Review question
We reviewed the evidence about the effects of different strategies in the frequency of suctioning of newborn babies that are on ventilators. Our main interest was prevention of lung damage.
Background
Newborns might need help with breathing as their lungs are still maturing. An airway catheter (tube) is inserted into the mouth or nose in order to maintain an open airway (patency) in newborns who are unable to breathe on their own. This procedure is called endotracheal intubation. Endotracheal tube suction is necessary to clear secretions and to maintain airway patency, therefore ensuring that the baby receives enough oxygen. The goal of endotracheal intubation suction should be remove as much of the secretions as possible with minimal side effects associated with the procedure. However, suctioning causes stress, pain, and inflammation (swelling) of the windpipe in newborns. The optimal frequency of suctioning has not been defined. Suctioning inside the airway tube might be performed 'as scheduled' by the specialist or only 'as needed'. Moreover, the 'as scheduled' approach might be more or less frequent. We explored the current evidence, up to October 2015, supporting one schedule or another.
Study characteristics
We searched medical databases for clinical studies comparing different strategies regarding the frequency of endotracheal tube suction in newborn babies on ventilators. We found only one study recruiting 97 newborns with bodyweights under 2.5 kg (these are called low birthweight infants). Suctioning was performed every six or 12 hours during the first three days of life.
Key results
There were no important differences on the time the babies were on the ventilator, occurrence of pneumothorax (collapsed lung), need for ventilation or oxygen at more than 30 days, bleeding in the brain, and death in the first month of life. In addition, the study reported no side effects.
Quality of the evidence
We only identified one study, which was conducted in 1987 and 1988 and had several shortcomings. We cannot advise health professionals and parents about the optimal frequency of suctioning when newborns are ventilated.
There was insufficient evidence to identify the ideal frequency of ETT suctioning in ventilated neonates. Future research should focus on the effects in the very preterm newborns, that is, the most vulnerable population as concerns the risk of both lung and brain damage. Assessment should include the cases of prolonged ventilation, when more abundant, dense secretions are common. Clinical trials might include comparisons between 'as-scheduled' versus 'as-needed' endotracheal suctioning, that is, based on specific indications, as well frequent versus less frequent suctioning schedules.

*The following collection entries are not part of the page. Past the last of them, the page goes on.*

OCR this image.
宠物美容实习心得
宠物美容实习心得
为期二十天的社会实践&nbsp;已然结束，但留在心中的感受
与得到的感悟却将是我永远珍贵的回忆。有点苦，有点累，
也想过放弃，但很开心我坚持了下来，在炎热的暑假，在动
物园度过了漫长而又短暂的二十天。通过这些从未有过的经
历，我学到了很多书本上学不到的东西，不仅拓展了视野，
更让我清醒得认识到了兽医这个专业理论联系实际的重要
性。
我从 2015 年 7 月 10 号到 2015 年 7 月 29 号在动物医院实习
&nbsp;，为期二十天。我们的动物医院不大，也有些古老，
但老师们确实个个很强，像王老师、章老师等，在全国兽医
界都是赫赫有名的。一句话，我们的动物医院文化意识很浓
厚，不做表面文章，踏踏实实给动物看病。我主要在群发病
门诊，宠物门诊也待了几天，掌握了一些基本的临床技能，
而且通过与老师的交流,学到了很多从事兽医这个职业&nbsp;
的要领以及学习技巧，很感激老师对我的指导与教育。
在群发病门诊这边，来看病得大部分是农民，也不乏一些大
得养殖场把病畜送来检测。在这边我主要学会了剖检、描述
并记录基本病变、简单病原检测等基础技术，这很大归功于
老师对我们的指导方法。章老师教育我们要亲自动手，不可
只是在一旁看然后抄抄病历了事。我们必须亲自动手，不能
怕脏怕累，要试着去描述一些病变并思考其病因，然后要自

Endotracheal suctioning consists of the mechanical aspiration of pulmonary secretions from the endotracheal tube (ETT) to prevent obstruction. The optimal frequency of ETT suctioning has not been defined.
To determine the effect of specific ordered frequency of ETT suctioning ('as scheduled') versus ETT suctioning only in case of indications ('as needed') and of more frequent ETT suctioning versus less frequent ETT suctioning on respiratory morbidity in ventilated newborns.
We used the standard search strategy of the Cochrane Neonatal Review group to search the Cochrane Central Register of Controlled Trials (CENTRAL 2015, Issue 10), MEDLINE via PubMed (1966 to 31 October 2015), EMBASE (1980 to 31 October 2015), and CINAHL (1982 to 31 October 2015). We checked the reference lists of retrieved articles and contacted study authors to identify additional studies. We also searched clinical trials databases, conference proceedings, and the reference lists of retrieved articles for randomized controlled trials and quasi-randomized trials.
Randomized, quasi-randomized, and cluster randomized controlled trials comparing different strategies regarding the frequency of ETT suctioning of newborn infants receiving ventilator support.
We used the standard methods of the Cochrane Neonatal Review Group. Two review authors independently extracted data and assessed the risk of bias of trials. The primary outcome was bronchopulmonary dysplasia or chronic lung disease.
We identified one randomized controlled study recruiting 97 low birthweight infants that met the inclusion criteria. The study was conducted in the UK in 1987 and 1988. Randomized infants received ETT suctioning every six or 12 hours during the first three days of life. The quality of reporting was limited and we rated the trial at high risk of bias. Furthermore, the trial lacked adequate power. There were no statistically significant differences in any of reported outcomes: bronchopulmonary dysplasia (defined as oxygen at more than 30 days; risk ratio (RR) 0.49, 95% confidence interval (CI) 0.20 to 1.20); incidence of pneumothorax (RR 0.70, 95% CI 0.24 to 2.05); intraventricular hemorrhage (RR 1.12, 95% CI 0.44 to 2.85); neonatal death (RR 1.40, 95% CI 0.58 to 3.37); and time on ventilation (median time 39 hours in the 12-hourly group and 28 hours in the six-hourly group; RD not applicable for this outcome as mean and standard deviation were not reported). Tests for heterogeneity were not applicable as only one study was included.